As wildfires ravage neighbourhoods, droughts and changing weather patterns impact food supply, hurricanes wipe out entire islands and rising water levels flood homes, there has been a dramatic increase in environmental refugees.
The number of people forced to flee their homes is expected to increase to 200 million by 2050 as the effects of climate change worsen.
Of this, nearly 80 percent are expected to be women and children.
To make matters worse, this growing migrant group will find themselves in increasingly vulnerable situations because there is currently no terminology to define them, meaning they lack the protection and rights guaranteed to other categories of refugees.

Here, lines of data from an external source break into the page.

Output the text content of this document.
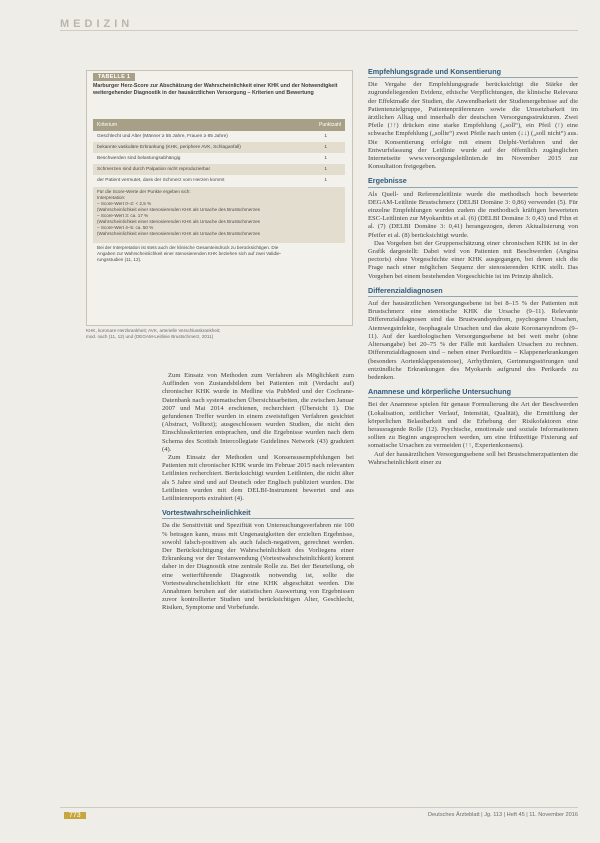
MEDIZIN
TABELLE 1
Marburger Herz-Score zur Abschätzung der Wahrscheinlichkeit einer KHK und der Notwendigkeit weitergehender Diagnostik in der hausärztlichen Versorgung – Kriterien und Bewertung
Kriterium	Punktzahl
Geschlecht und Alter (Männer ≥ 55 Jahre, Frauen ≥ 65 Jahre)	1
bekannte vaskuläre Erkrankung (KHK, periphere AVK, Schlaganfall)	1
Beschwerden sind belastungsabhängig	1
Schmerzen sind durch Palpation nicht reproduzierbar	1
der Patient vermutet, dass der Schmerz vom Herzen kommt	1
Für die Score-Werte der Punkte ergeben sich:
Interpretation:
– Score-Wert 0–2: < 2,5 %
(Wahrscheinlichkeit einer stenosierenden KHK als Ursache des Brustschmerzes
– Score-Wert 3: ca. 17 %
(Wahrscheinlichkeit einer stenosierenden KHK als Ursache des Brustschmerzes
– Score-Wert 4–5: ca. 50 %
(Wahrscheinlichkeit einer stenosierenden KHK als Ursache des Brustschmerzes
Bei der Interpretation ist stets auch der klinische Gesamteindruck zu berücksichtigen. Die
Angaben zur Wahrscheinlichkeit einer stenosierenden KHK beziehen sich auf zwei Validie-
rungsstudien (11, 12).
KHK, koronare Herzkrankheit; AVK, arterielle Verschlusskrankheit;
mod. nach (11, 12) und (DEGAM-Leitlinie Brustschmerz, 2011)

Zum Einsatz von Methoden zum Verfahren als Möglichkeit zum Auffinden von Zustandsbildern bei Patienten mit (Verdacht auf) chronischer KHK wurde in Medline via PubMed und der Cochrane-Datenbank nach systematischen Übersichtsarbeiten, die zwischen Januar 2007 und Mai 2014 erschienen, recherchiert (Übersicht 1). Die gefundenen Treffer wurden in einem zweistufigen Verfahren gesichtet (Abstract, Volltext); ausgeschlossen wurden Studien, die nicht den Einschlusskriterien entsprachen, und die Ergebnisse wurden nach dem Schema des Scottish Intercollegiate Guidelines Network (43) graduiert (4).

Zum Einsatz der Methoden und Konsensusempfehlungen bei Patienten mit chronischer KHK wurde im Februar 2015 nach relevanten Leitlinien recherchiert. Berücksichtigt wurden Leitlinien, die nicht älter als 5 Jahre sind und auf Deutsch oder Englisch publiziert wurden. Die Leitlinien wurden mit dem DELBI-Instrument bewertet und aus Leitlinienreports extrahiert (4).

Vortestwahrscheinlichkeit

Da die Sensitivität und Spezifität von Untersuchungsverfahren nie 100 % betragen kann, muss mit Ungenauigkeiten der erzielten Ergebnisse, sowohl falsch-positiven als auch falsch-negativen, gerechnet werden. Der Berücksichtigung der Wahrscheinlichkeit des Vorliegens einer Erkrankung vor der Testanwendung (Vortestwahrscheinlichkeit) kommt daher in der Diagnostik eine zentrale Rolle zu. Bei der Beurteilung, ob eine weiterführende Diagnostik notwendig ist, sollte die Vortestwahrscheinlichkeit für eine KHK abgeschätzt werden. Die Annahmen beruhen auf der statistischen Auswertung von Ergebnissen zuvor kontrollierter Studien und berücksichtigen Alter, Geschlecht, Risiken, Symptome und Vorbefunde.

Empfehlungsgrade und Konsentierung

Die Vergabe der Empfehlungsgrade berücksichtigt die Stärke der zugrundeliegenden Evidenz, ethische Verpflichtungen, die klinische Relevanz der Effektmaße der Studien, die Anwendbarkeit der Studienergebnisse auf die Patientenzielgruppe, Patientenpräferenzen sowie die Umsetzbarkeit im ärztlichen Alltag und innerhalb der deutschen Versorgungsstrukturen. Zwei Pfeile (↑↑) drücken eine starke Empfehlung („soll“), ein Pfeil (↑) eine schwache Empfehlung („sollte“) zwei Pfeile nach unten (↓↓) („soll nicht“) aus. Die Konsentierung erfolgte mit einem Delphi-Verfahren und der Entwurfsfassung der Leitlinie wurde auf der öffentlich zugänglichen Internetseite www.versorgungsleitlinien.de im November 2015 zur Konsultation freigegeben.

Ergebnisse

Als Quell- und Referenzleitlinie wurde die methodisch hoch bewertete DEGAM-Leitlinie Brustschmerz (DELBI Domäne 3: 0,86) verwendet (5). Für einzelne Empfehlungen wurden zudem die methodisch kräftigen bewerteten ESC-Leitlinien zur Myokarditis et al. (6) (DELBI Domäne 3: 0,43) und Fihn et al. (7) (DELBI Domäne 3: 0,41) herangezogen, deren Aktualisierung von Pfeifer et al. (8) berücksichtigt wurde.

Das Vorgehen bei der Gruppenschätzung einer chronischen KHK ist in der Grafik dargestellt: Dabei wird von Patienten mit Beschwerden (Angina pectoris) ohne Vorgeschichte einer KHK ausgegangen, bei denen sich die Frage nach einer möglichen Sequenz der stenosierenden KHK stellt. Das Vorgehen bei einem bestehenden Vorgeschichte ist im Prinzip ähnlich.

Differenzialdiagnosen

Auf der hausärztlichen Versorgungsebene ist bei 8–15 % der Patienten mit Brustschmerz eine stenotische KHK die Ursache (9–11). Relevante Differenzialdiagnosen sind das Brustwandsyndrom, psychogene Ursachen, Atemwegsinfekte, ösophageale Ursachen und das akute Koronarsyndrom (9–11). Auf der kardiologischen Versorgungsebene ist bei weit mehr (ohne Altersangabe) bei 20–75 % der Fälle mit kardialen Ursachen zu rechnen. Differenzialdiagnosen sind – neben einer Perikarditis – Klappenerkrankungen (besonders Aortenklappenstenose), Arrhythmien, Gerinnungsstörungen und entzündliche Erkrankungen des Myokards aufgrund des Perikards zu bedenken.

Anamnese und körperliche Untersuchung

Bei der Anamnese spielen für genaue Formulierung die Art der Beschwerden (Lokalisation, zeitlicher Verlauf, Intensität, Qualität), die Ermittlung der körperlichen Belastbarkeit und die Erhebung der Risikofaktoren eine herausragende Rolle (12). Psychische, emotionale und soziale Informationen sollten zu Beginn angesprochen werden, um eine frühzeitige Fixierung auf somatische Ursachen zu vermeiden (↑↑, Expertenkonsens).

Auf der hausärztlichen Versorgungsebene soll bei Brustschmerzpatienten die Wahrscheinlichkeit einer zu

773	Deutsches Ärzteblatt | Jg. 113 | Heft 45 | 11. November 2016
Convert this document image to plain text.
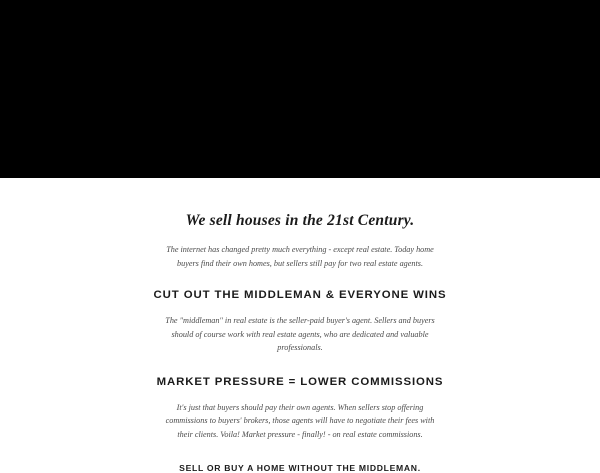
We sell houses in the 21st Century.

The internet has changed pretty much everything - except real estate. Today home buyers find their own homes, but sellers still pay for two real estate agents.

CUT OUT THE MIDDLEMAN & EVERYONE WINS

The "middleman" in real estate is the seller-paid buyer's agent. Sellers and buyers should of course work with real estate agents, who are dedicated and valuable professionals.

MARKET PRESSURE = LOWER COMMISSIONS

It's just that buyers should pay their own agents. When sellers stop offering commissions to buyers' brokers, those agents will have to negotiate their fees with their clients. Voila! Market pressure - finally! - on real estate commissions.

SELL OR BUY A HOME WITHOUT THE MIDDLEMAN.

The current framework for international refugee protection stems from the 1951 Refugee Convention, a definition that only addresses forms of overt persecution by other people or groups.
There have been significant changes over the 68 years since this convention was written, including a recognition of the worsening effects of climate change.
However, without a term that encompasses these individuals in the 1951 Refugee Convention, their status will never be recognised by law.
"This growing migrant group will find themselves in increasingly vulnerable situations because there is currently no terminology to define them, meaning they lack the protection and rights guaranteed to other categories of refugees"
This makes them highly vulnerable to exploitation and abuse.
Acknowledging the existence of a new category of refugees challenges the longstanding existing assumptions of why people move.
To adapt to the emerging concept of the environmental refugee means breaking from the simplistic notion that a “migrant” voluntarily moves for work and a “refugee” is forced to move due to persecution.
Environmental refugees, in turn, are indeed forced to move, but without the overt persecution necessary to qualify for protection under the current law.
Thus, acknowledging the plight of environmental refugees is to acknowledge that attempting to categorise why people move is becoming increasingly murky.
There is justified concern from those advocating for an amendment to the 1951 text that by reopening the terms and definitions of this broadly-ratified document would create an opportunity for governments to further refine the definition, thus excluding more individuals seeking asylum.
The general response to this uncertainty has come in the form of a rigid and unmoving adherence to the existing law.
The existing frameworks and international organisations have, thus far, not been willing or able to recognise the needs of environmental refugees.
The global effort to add “organised migration and planned relocation” to the Paris Agreement was vehemently opposed by Australia and was ultimately not included.
This also accounts for the unwillingness of many EU states to expand the categories of people to be included in the term “refugee,” because expanding the definition will inevitably require these states to offer greater rights to a growing number of people.
While talk of definitions and attempted groupings of people may appear unimportant, the consequences of this indecisiveness are seriously affecting environmental refugees, particularly women, every day.
Without a consensus on how to define climate refugees, multiple terms are used, each with its own implication.
Since there is no linkage to current terms, existing refugee rights cannot be implemented and since there is no definition, it is impossible to create future rights for these individuals.
EU Member States cannot ignore requests from developing countries that have urged the EU to grant environmental refugees the same status as political refugees.
Considering the rate at which the number of environmental refugees is expected to grow, initiatives are urgently needed to give this new category of refugees effective rights and protection.